If the creatures in the sea, and the landfills filling up are not enough for you to give your use of plastics a good hard look, then maybe I can appeal to your narcissistic side:

"On land, things are equally gruesome. “Fertility rates have been declining for quite some time now, and exposure to synthetic estrogen—especially from the chemicals found in plastic products—can have an adverse effect,” says Marc Goldstein, M.D., director of the Cornell Institute for Repro-ductive Medicine. Dr. Goldstein also notes that pregnant women are particularly vulnerable: “Prenatal exposure, even in very low doses, can cause irreversible damage in an unborn baby’s reproductive organs.” And after the baby is born, he or she is hardly out of the woods. Frederick vom Saal, Ph.D., a professor at the University of Missouri at Columbia who specifically studies estrogenic chemicals in plastics, warns parents to “steer clear of polycarbonate baby bottles. They’re particularly dangerous for newborns, whose brains, immune systems, and gonads are still developing.” Dr. vom Saal’s research spurred him to throw out every polycarbonate plastic item in his house, and to stop buying plastic-wrapped food and canned goods (cans are plastic-lined) at the grocery store. “We now know that BPA causes prostate cancer in mice and rats, and abnormalities in the prostate’s stem cell, which is the cell implicated in human prostate cancer,” he says. “That’s enough to scare the hell out of me.” At Tufts University, Ana M. Soto, M.D., a professor of anatomy and cellular biology, has also found connections between these chemicals and breast cancer.

As if the potential for cancer and mutation weren’t enough, Dr. vom Saal states in one of his studies that “prenatal exposure to very low doses of BPA increases the rate of postnatal growth in mice and rats.” In other words, BPA made rodents fat. Their insulin output surged wildly and then crashed into a state of resistance—the virtual definition of diabetes. They produced bigger fat cells, and more of them. A recent scientific paper Dr. vom Saal coauthored contains this chilling sentence: “These findings suggest that developmental exposure to BPA is contributing to the obesity epidemic that has occurred during the last two decades in the developed world, associated with the dramatic increase in the amount of plastic being produced each year.” Given this, it is perhaps not entirely coincidental that America’s staggering rise in diabetes—a 735 percent increase since 1935—follows the same arc."
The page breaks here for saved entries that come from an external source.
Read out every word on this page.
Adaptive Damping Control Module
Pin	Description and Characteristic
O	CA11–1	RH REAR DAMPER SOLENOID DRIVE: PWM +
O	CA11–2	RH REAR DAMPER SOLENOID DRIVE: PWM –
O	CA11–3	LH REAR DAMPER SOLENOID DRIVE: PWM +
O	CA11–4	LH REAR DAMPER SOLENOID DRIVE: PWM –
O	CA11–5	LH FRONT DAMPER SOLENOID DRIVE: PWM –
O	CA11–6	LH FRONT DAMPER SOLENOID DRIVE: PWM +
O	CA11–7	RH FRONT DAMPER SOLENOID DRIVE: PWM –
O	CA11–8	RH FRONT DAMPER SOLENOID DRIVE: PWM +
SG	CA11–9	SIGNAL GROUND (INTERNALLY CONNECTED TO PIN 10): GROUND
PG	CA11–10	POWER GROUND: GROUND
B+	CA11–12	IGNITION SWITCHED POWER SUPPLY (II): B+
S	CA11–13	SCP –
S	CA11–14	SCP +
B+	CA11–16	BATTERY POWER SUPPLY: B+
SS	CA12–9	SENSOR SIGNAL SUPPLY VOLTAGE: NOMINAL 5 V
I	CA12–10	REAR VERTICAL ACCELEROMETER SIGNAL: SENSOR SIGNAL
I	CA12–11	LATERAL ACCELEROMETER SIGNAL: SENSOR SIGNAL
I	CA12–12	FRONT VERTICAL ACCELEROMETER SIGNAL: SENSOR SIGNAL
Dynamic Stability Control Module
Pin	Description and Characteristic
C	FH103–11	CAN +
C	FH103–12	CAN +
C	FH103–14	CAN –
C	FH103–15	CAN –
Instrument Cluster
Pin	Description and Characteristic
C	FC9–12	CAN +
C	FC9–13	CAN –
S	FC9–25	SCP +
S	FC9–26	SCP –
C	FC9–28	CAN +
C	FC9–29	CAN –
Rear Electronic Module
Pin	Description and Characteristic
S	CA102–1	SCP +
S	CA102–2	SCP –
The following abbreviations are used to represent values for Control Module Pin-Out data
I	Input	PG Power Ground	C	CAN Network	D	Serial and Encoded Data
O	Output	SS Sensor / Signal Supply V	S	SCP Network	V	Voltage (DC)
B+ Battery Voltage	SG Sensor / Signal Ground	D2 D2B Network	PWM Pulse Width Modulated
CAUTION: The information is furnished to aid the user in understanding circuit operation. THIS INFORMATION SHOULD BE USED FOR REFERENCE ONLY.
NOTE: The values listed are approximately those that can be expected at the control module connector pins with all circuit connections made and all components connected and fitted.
enough said. CLICK HERE for the full article.

A Bumper Crop

So I went to REI today before work. mmmmm...REI. I picked up my order and did NOT let myself kill the extra 30 minutes I had by roaming around the women's section, so instead I let myself browse the dog section which was right by the checkout. And, to my surprise, I saw that REI carries Katie's Bumpers! What are Katie's Bumpers you ask, and why was I excited to find them? They are dog toys made from recycled fire hoses, and are tough, they float, and they are brightly colored and patterned so dogs can see them easily. I had bookmarked the website a month or two ago but didn't want to pay shipping, so I was glad to find them at REI and discounted. Score! I bought the one that has 3 squeakers in it, so hopefully Maggie will appreciate it.